Sanjay Tiwari, director, strategy, Exide Life Insurance, says that it is important to decide on savings plans so that funds can be raised. Which should be converted to annuity at a later stage. Life insurance is an option that provides double protection. In the Accumulation phase, if the investor dies due to any reason, the lump sum is paid to the family, which will be 10 times the annual premium. This tax free fund can also be converted into annuity as per the choice of the customer. If the investor stays in the Accumulation phase, then he can take advantage of his lifetime income by converting the maturity amount into annuity.
2 types of annuity
Life insurers offer 2 types of annuity plans – Deferred and Immediate. In an intermediate annuity plan, the investor pays a lump sum to get pension at regular intervals like monthly, quarterly, half-yearly. It is better for those who have received funds from gratuity or Employees Provident Fund after retirement or have a corpus. In a deferred annuity plan, an investor invests in a pension scheme, deposits the money with the insurance company and then receives pension or regular payment after retirement. Deferred annuity also offers the customer the option of withdrawing one-third of corpus tax as a lump sum and converting the remaining two-thirds to annuity.
When to choose which plan
Srinivas says that a deferred annuity plan is better if one is in the late 40s or early 50s, whereas if one is close to retirement then an intermediate annuity plan is the best option for that.

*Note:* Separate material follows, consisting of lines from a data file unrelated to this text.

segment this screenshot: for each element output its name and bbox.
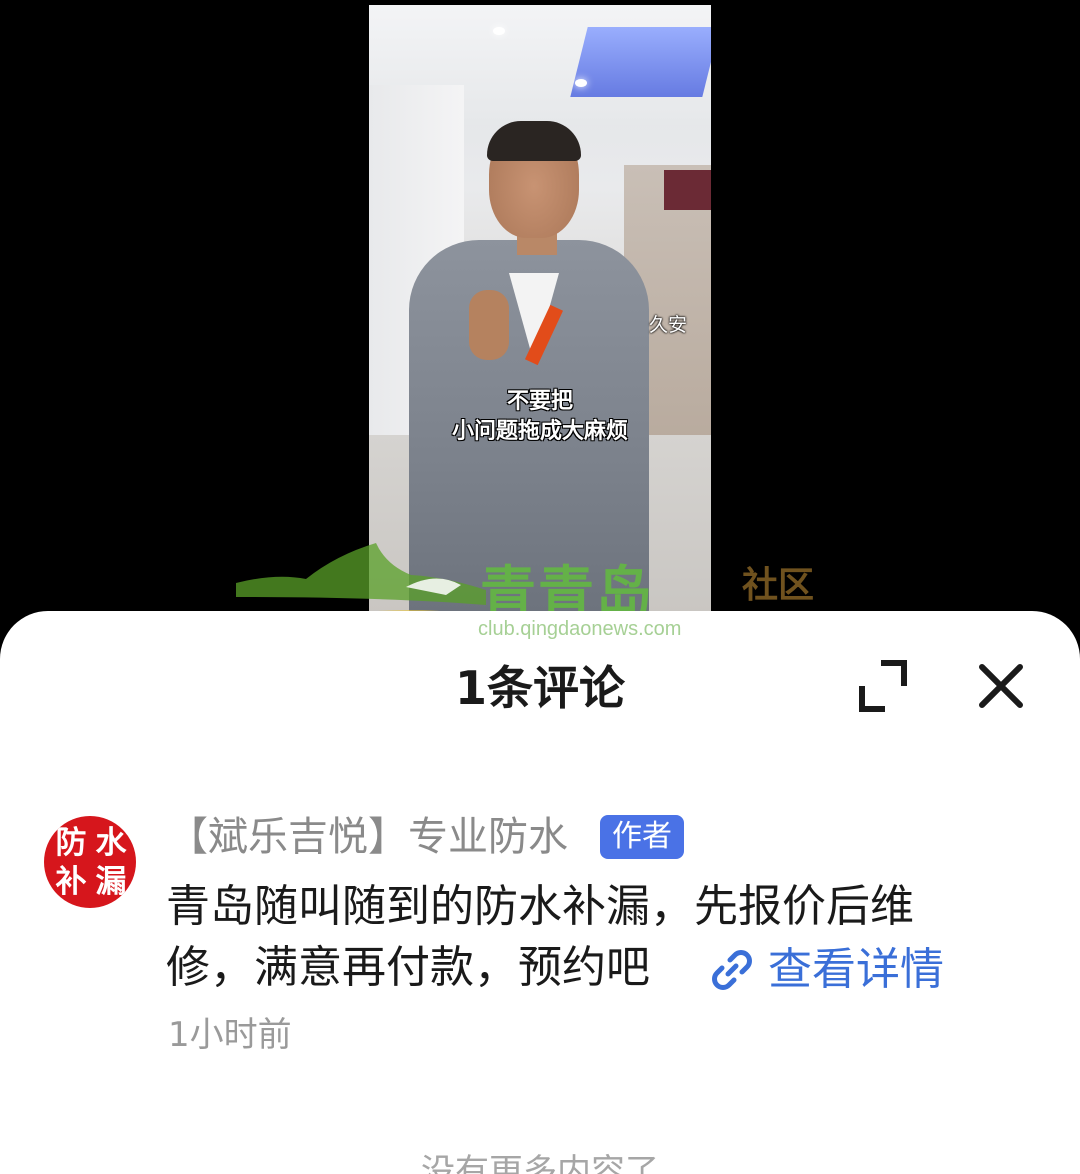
video-player[interactable]: 久安 不要把 小问题拖成大麻烦 <box>369 5 711 615</box>
comments-title: 1条评论 <box>454 661 625 715</box>
link-icon <box>712 950 752 990</box>
comment-author-name[interactable]: 【斌乐吉悦】专业防水 <box>168 810 568 864</box>
comment-text-line1: 青岛随叫随到的防水补漏，先报价后维 <box>166 881 914 932</box>
no-more-content: 没有更多内容了 <box>421 1152 659 1174</box>
comment-text-line2: 修，满意再付款，预约吧 <box>166 942 650 993</box>
video-author-watermark: 久安 <box>649 314 688 336</box>
author-badge: 作者 <box>600 815 684 859</box>
expand-icon <box>859 660 907 712</box>
comment-time: 1小时前 <box>168 1015 292 1055</box>
video-person-hand <box>469 290 509 360</box>
video-subtitle-line2: 小问题拖成大麻烦 <box>451 419 628 444</box>
avatar[interactable]: 防 水 补 漏 <box>44 816 136 908</box>
video-person-hair <box>487 121 581 161</box>
view-details-link[interactable]: 查看详情 <box>708 940 944 1000</box>
close-button[interactable] <box>970 655 1032 717</box>
video-scene-lamp <box>493 27 505 35</box>
avatar-char: 水 <box>95 825 127 861</box>
view-details-label: 查看详情 <box>768 944 944 995</box>
avatar-char: 防 <box>55 825 87 861</box>
avatar-char: 补 <box>55 864 87 900</box>
site-watermark-url: club.qingdaonews.com <box>478 618 682 640</box>
screen: 久安 不要把 小问题拖成大麻烦 青青岛 社区 club.qingdaonews.… <box>0 0 1080 1174</box>
video-subtitle-line1: 不要把 <box>506 389 573 414</box>
expand-button[interactable] <box>850 655 916 717</box>
video-scene-cabinet <box>664 170 711 210</box>
close-icon <box>979 664 1023 708</box>
site-watermark-section: 社区 <box>742 565 815 606</box>
avatar-char: 漏 <box>95 864 127 900</box>
video-scene-ceiling-light <box>570 27 711 97</box>
video-scene-lamp <box>575 79 587 87</box>
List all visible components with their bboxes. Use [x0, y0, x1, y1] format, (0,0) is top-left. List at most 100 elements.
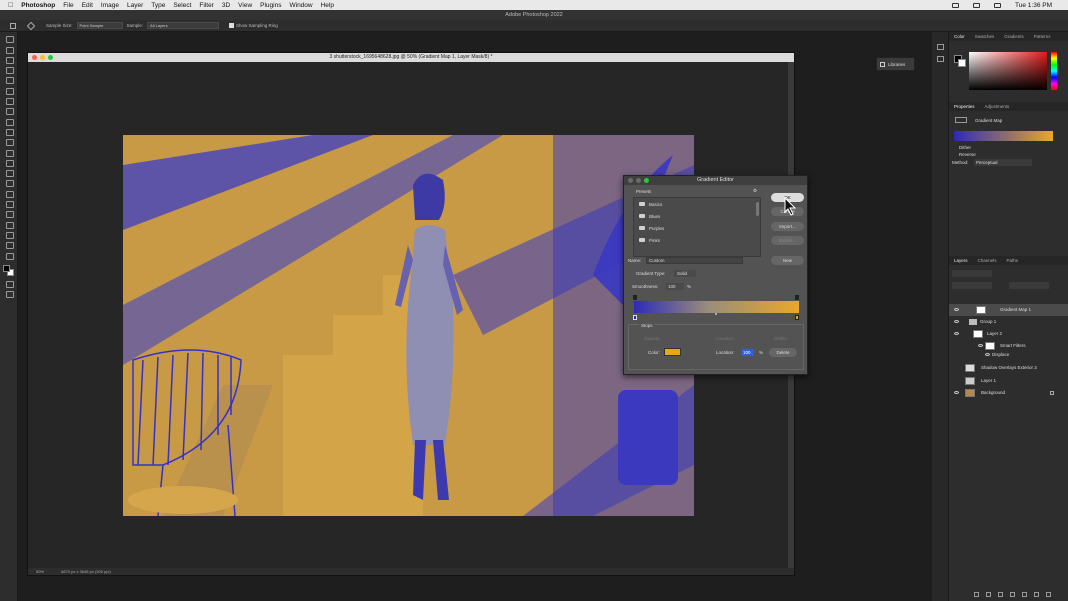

At the same time, according to Sanjay Tiwari, with the beginning of the age of 20, investment should start for retirement. If you want to invest at a young age then you can consider a deferred annuity plan. However, if one is not able to save regularly at a young age, then he should choose an intermediate annuity plan.
Short-term interest rates are higher than long-term rates, so it becomes challenging for insurers to pay higher interest rates for annuity. Because they are long term payments. Long term bonds are not always available in the market, so insurers have to risk reinvesting at low rates. As a result, annuity pricing becomes high and many investors are not attractive towards the current annuity rates.